I was just doing some searching tonight for some parts and found a freely accessible, online version of ETKA here:

http://vagcats.info

It's in Russian but if you're using a browser such as Chrome you can easily translate to English.

Did a search and didn't see it mentioned here - it's dataset is from April 2012 so it's up to date - hope it helps some of you


----------



## steviee7 (May 24, 2001)

this works pretty well. It's a little annoying that chrome makes me translate everytime I go to the same page. Maybe it's a chrome thing. I even checked in the options for "chrome to always translate." 

I wish I could navigate around this a bit easier. For example it seems that there is no way to stay within a certain engine type. If I hit the "next page" button i could be looking at a 18.l 20v and then all of a sudden go to a diesel motor. 
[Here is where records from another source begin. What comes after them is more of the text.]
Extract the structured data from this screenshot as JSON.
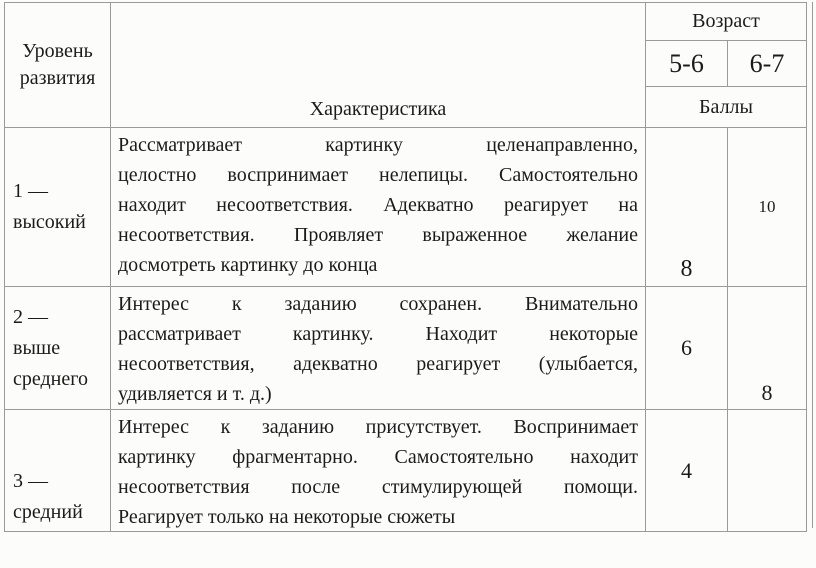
{
  "colors": {
    "table_border": "#9a9a9a",
    "text": "#1b1b1b",
    "page_background": "#fcfcfa"
  },
  "table": {
    "header": {
      "level": "Уровень\nразвития",
      "characteristic": "Характеристика",
      "age": "Возраст",
      "age_groups": [
        "5-6",
        "6-7"
      ],
      "scores": "Баллы"
    },
    "rows": [
      {
        "level": "1 —\nвысокий",
        "characteristic": "Рассматривает картинку целенаправленно,\nцелостно воспринимает нелепицы. Самостоятельно\nнаходит несоответствия. Адекватно реагирует на\nнесоответствия. Проявляет выраженное желание\nдосмотреть картинку до конца",
        "scores": {
          "age_5_6": "8",
          "age_6_7": "10"
        }
      },
      {
        "level": "2 —\nвыше\nсреднего",
        "characteristic": "Интерес к заданию сохранен. Внимательно\nрассматривает картинку. Находит некоторые\nнесоответствия, адекватно реагирует (улыбается,\nудивляется и т. д.)",
        "scores": {
          "age_5_6": "6",
          "age_6_7": "8"
        }
      },
      {
        "level": "3 —\nсредний",
        "characteristic": "Интерес к заданию присутствует. Воспринимает\nкартинку фрагментарно. Самостоятельно находит\nнесоответствия после стимулирующей помощи.\nРеагирует только на некоторые сюжеты",
        "scores": {
          "age_5_6": "4",
          "age_6_7": ""
        }
      }
    ]
  }
}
But since I don't have a copy of ETKA this is Grrrrreat! 

:thumbup:Nice find


----------



## Los1 (Feb 25, 2012)

Thanks for the info.


----------



## rocknrod (Jul 26, 2012)

Is that like this web site only in English?
http://www.vwpartscenter.net/parts/...AXLE&subgroup=AIR INTAKE&component=Duct cover


----------



## Los1 (Feb 25, 2012)

rocknrod said:


> Is that like this web site only in English?
> http://www.vwpartscenter.net/parts/...AXLE&subgroup=AIR INTAKE&component=Duct cover


It appears to be the same thing. Thanks.


----------



## snobrdrdan (Sep 10, 2008)

www.keffervwparts.com

Same thing too, but with the best pricing :thumbup:

_Vendor on here too, btw_


----------



## Fantomasz (Aug 15, 2001)

i don't speak russian


----------



## randbguy (Sep 12, 2010)

*Thanks*

I appreciate the gesture!:wave:


----------